Cittadella giudiziaria: "La vogliamo completa, non soltanto a metà"

L'intervento del presidente del Tribunale e degli avvocati: "Se bisogna spostarsi dobbiamo farlo in blocco, con i due edifici realizzati"

La presentazione del nuovo Consiglio dell'Ordine

“Se dobbiamo spostarci ci spostiamo in blocco, Latina non può diventare come Bari”. Non ha usato mezzi termini il presidente del Tribunale di Latina Caterina Chiaravalloti nel parlare del futuro della cittadella giudiziaria.

Lo ha fatto ieri mattina nel corso dell’incontro per la presentazione del neo eletto Consiglio dell’Ordine degli avvocati condividendo la preoccupazione del presidente dell’organismo forense Giovanni Lauretti che ha indicato come “obiettivo di lungo periodo quello della cittadella giudiziaria. La vogliamo finita – ha sottolineato davanti ai colleghi e ai rappresentanti della magistratura – e completa in tutti i suoi blocchi, inclusa la realizzazione del secondo lotto oltre a quello che deve ospitare la Procura. Oltre che a ultimare il primo edificio bisogna pensare al secondo immobile ancora da realizzare perché senza di questo il progetto non avrebbe senso”.

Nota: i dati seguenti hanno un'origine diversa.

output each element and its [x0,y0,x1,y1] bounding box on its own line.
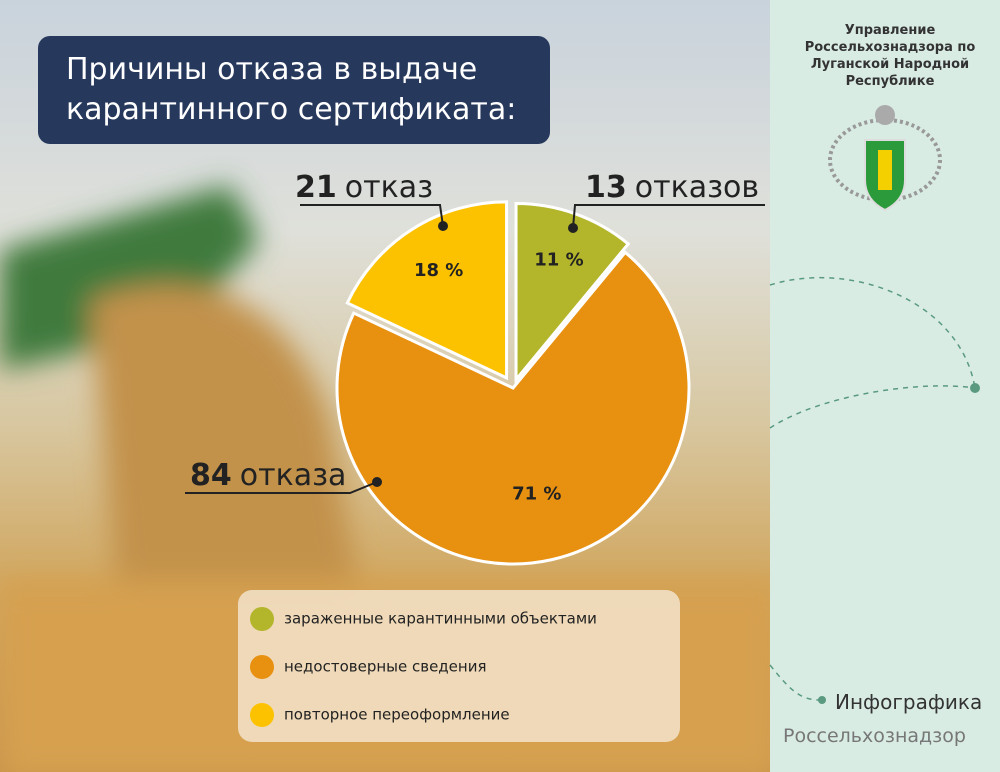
callout-dot [438,221,448,231]
value-label: 71 % [512,483,561,504]
count: 84 [190,458,232,493]
legend-swatch [250,607,274,631]
callout: 84 отказа [190,458,346,493]
callout-dot [372,477,382,487]
count-unit: отказа [240,458,347,493]
legend-label: недостоверные сведения [284,658,486,676]
decor-dot [818,696,826,704]
legend-swatch [250,655,274,679]
legend-box [238,590,680,742]
value-label: 18 % [414,260,463,281]
pie-slice [345,200,509,381]
count: 21 [295,170,337,205]
count-unit: отказ [345,170,433,205]
callout-line [572,204,765,229]
side-panel [770,0,1000,772]
count-unit: отказов [635,170,759,205]
count: 13 [585,170,627,205]
decor-line [769,277,976,701]
legend-label: зараженные карантинными объектами [284,610,597,628]
legend-swatch [250,703,274,727]
callout-line [300,204,444,227]
legend-label: повторное переоформление [284,706,510,724]
chart-title: Причины отказа в выдаче карантинного сер… [38,36,550,144]
pie-slice [335,250,691,566]
footer-source: Россельхознадзор [783,725,966,747]
footer-label: Инфографика [835,690,983,714]
emblem [828,105,942,212]
callout: 21 отказ [295,170,433,205]
org-name: Управление Россельхознадзора по Луганско… [804,23,976,89]
decor-dot [970,383,980,393]
value-label: 11 % [534,249,583,270]
callout-line [185,481,378,494]
callout: 13 отказов [585,170,759,205]
pie-slice [514,202,631,384]
callout-dot [568,223,578,233]
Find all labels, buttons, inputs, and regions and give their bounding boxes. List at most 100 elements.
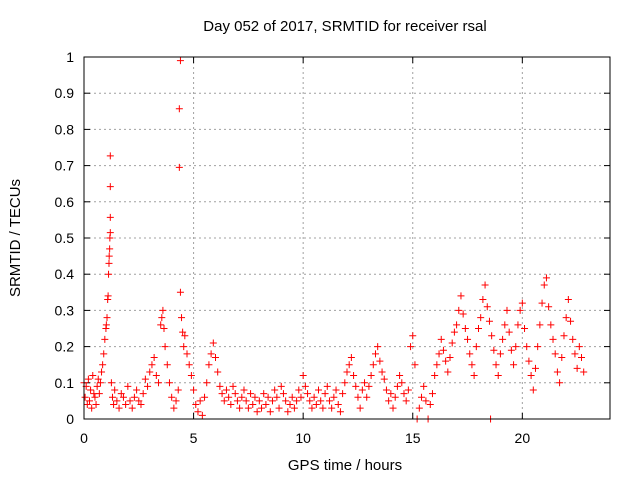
data-point [496, 350, 504, 358]
data-point [130, 393, 138, 401]
data-point [525, 357, 533, 365]
data-point [332, 386, 340, 394]
data-point [418, 393, 426, 401]
data-point [107, 379, 115, 387]
data-point [490, 346, 498, 354]
data-point [389, 404, 397, 412]
data-point [380, 375, 388, 383]
chart-title: Day 052 of 2017, SRMTID for receiver rsa… [203, 18, 486, 35]
data-point [523, 343, 531, 351]
data-point [146, 368, 154, 376]
y-tick-label: 0.6 [55, 194, 75, 210]
data-point [455, 306, 463, 314]
x-tick-label: 0 [80, 430, 88, 446]
data-point [485, 317, 493, 325]
data-point [258, 404, 266, 412]
data-point [367, 372, 375, 380]
data-point [115, 404, 123, 412]
x-tick-label: 15 [405, 430, 421, 446]
data-point [205, 361, 213, 369]
data-point [128, 404, 136, 412]
y-tick-label: 0.1 [55, 375, 75, 391]
data-point [113, 397, 121, 405]
data-point [382, 386, 390, 394]
data-point [137, 401, 145, 409]
data-point [183, 350, 191, 358]
y-tick-label: 1 [66, 49, 74, 65]
data-point [446, 353, 454, 361]
data-point [426, 401, 434, 409]
data-point [220, 397, 228, 405]
plot-frame [83, 56, 611, 420]
data-point [277, 382, 285, 390]
data-point [569, 335, 577, 343]
data-point [94, 375, 102, 383]
data-point [378, 368, 386, 376]
data-point [499, 335, 507, 343]
data-point [271, 386, 279, 394]
data-point [175, 163, 183, 171]
data-point [468, 361, 476, 369]
data-point [459, 310, 467, 318]
data-point [558, 353, 566, 361]
data-point [158, 314, 166, 322]
data-point [503, 306, 511, 314]
data-point [163, 361, 171, 369]
data-point [106, 183, 114, 191]
data-point [310, 393, 318, 401]
data-point [339, 390, 347, 398]
data-point [536, 321, 544, 329]
data-point [420, 382, 428, 390]
data-point [553, 368, 561, 376]
data-point [437, 335, 445, 343]
data-point [505, 328, 513, 336]
data-point [439, 346, 447, 354]
data-point [564, 296, 572, 304]
data-point [435, 350, 443, 358]
data-point [159, 306, 167, 314]
data-point [172, 397, 180, 405]
data-point [249, 401, 257, 409]
data-point [411, 361, 419, 369]
data-point [571, 350, 579, 358]
data-point [124, 382, 132, 390]
data-point [483, 303, 491, 311]
data-point [198, 411, 206, 419]
data-point [358, 386, 366, 394]
data-point [304, 390, 312, 398]
data-point [315, 386, 323, 394]
axis-ticks: 00.10.20.30.40.50.60.70.80.910 5 10 15 20 [55, 49, 610, 446]
data-point [444, 368, 452, 376]
data-point [560, 332, 568, 340]
data-point [216, 382, 224, 390]
data-point [510, 361, 518, 369]
data-point [212, 353, 219, 361]
data-point [472, 343, 480, 351]
data-point [578, 353, 586, 361]
data-point [385, 397, 393, 405]
data-point [354, 393, 362, 401]
data-point [117, 390, 125, 398]
data-point [321, 390, 329, 398]
data-point [409, 332, 417, 340]
y-tick-label: 0.8 [55, 121, 75, 137]
y-axis-label: SRMTID / TECUs [7, 179, 24, 297]
data-point [119, 393, 127, 401]
data-point [176, 288, 184, 296]
data-point [242, 397, 250, 405]
data-point [365, 382, 373, 390]
data-point [545, 303, 553, 311]
data-point [84, 375, 92, 383]
y-tick-label: 0.9 [55, 85, 75, 101]
data-point [398, 379, 406, 387]
data-point [100, 350, 108, 358]
data-point [279, 390, 287, 398]
data-point [374, 343, 382, 351]
data-point [247, 390, 255, 398]
data-point [422, 397, 430, 405]
data-point [567, 317, 575, 325]
data-point [431, 372, 439, 380]
data-point [133, 386, 141, 394]
data-point [547, 321, 555, 329]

Lauretti ha ricordato come spostare la Procura da via Ezio determinerebbe una ulteriore frammentazione delle sedi giudiziarie, posizione condivisa in pieno dal presidente del Tribunale.

La Chiaravalloti ha citato l’esempio di Bari dove gli uffici sono suddivisi tra 7/8 sedi con le difficoltà che si possono facilmente immaginare. Questo a Latina non deve succedere ha sottolineato - sarebbe problematico anche soltanto trasferire i fascicoli per le udienze in Tribunale vista la carenza di auto”. Insomma magistratura e classe forense hanno creato un fronte comune rispetto al futuro della cittadella.

Lauretti ha anche illustrato gli impegno del nuovo Consiglio: il rispetto dei protocolli per la gestione delle udienze, il supporto ai giovani iscritti,  molti dei quali si stanno cancellando dell’Ordine per difficoltà economiche,  la battaglia per risolvere il deficit della pianta organica del personale amministrativo, arrivato ormai al 30%, e del giudice di pace, ufficio dove stanno lavorando in tre quando dovrebbero essere in quindici, con un carico di lavoro “intollerabile”.